Lohna is a village situated in Jhanjharpur Block of Madhubani District in the Indian state of  Bihar. It is well connected by road and railways. The nearest railway station is Lohna Road Station which is at distance of around 2 km from the village. Total area of the village is 2200 Bigha (About 880 Lac sq Feet). The river Lakshmana (Lakhandey) divides the village in two equal parts. The name Lohna came from Lohini Bhagwati which was on the bank of the river Lakshmana. 

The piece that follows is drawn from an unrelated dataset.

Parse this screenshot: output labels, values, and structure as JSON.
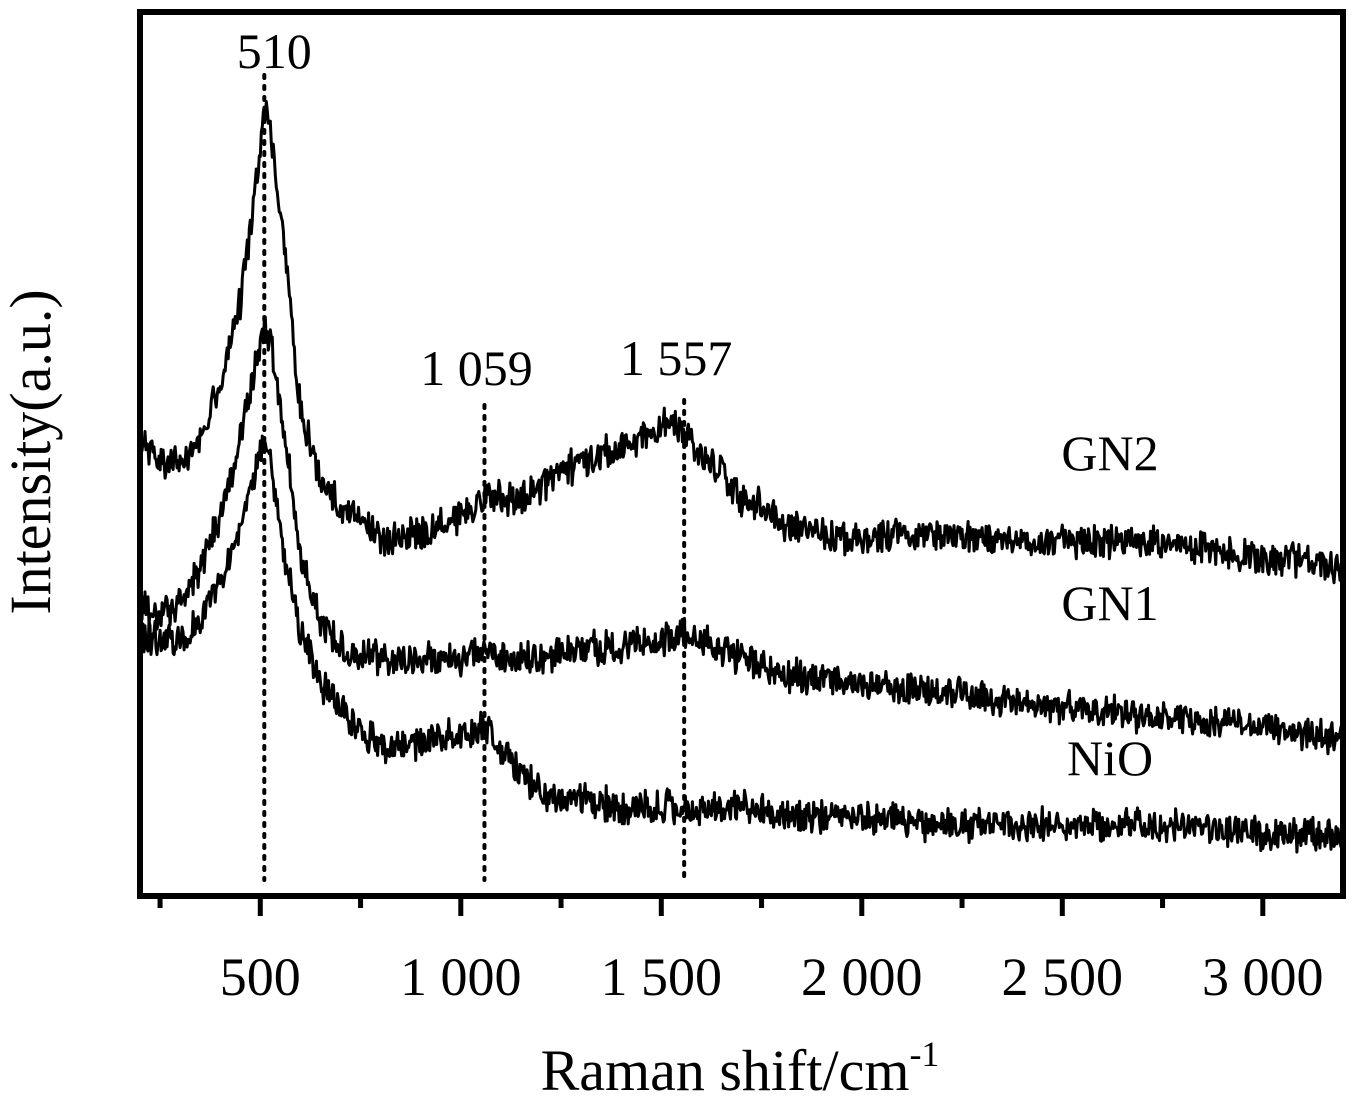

A description about the village is given in "SKAND PURAN". A Sanskrit Mahavidyalay (College) is also in the village, which is about to take its last breath. 60/70 years before it was a popular Sanskrit Mahavidyalay, 400 to 500 students were studying there. The diminished building is yet evidencing it. A temple named BIDESHWAR ASTHAN is also here. Here temple of Shiv and Parwati are situated. Gramay Devata named Maksudan Baba is near Bideshwar Asthan. People come here to Worship after Mundan and Upanayana of their sons.

Now the village is well connected by NH HIGHWAY 57 which was completed in 2010. Nearest Railway Station is Lohna Road Station.

Legendary poet Mahakavi Umapati (author of Rukmini Swember) was born in Lohna.

Postal Pin Code for Lohna(West) and Lohna(East) are 847424 & 847407 respectively.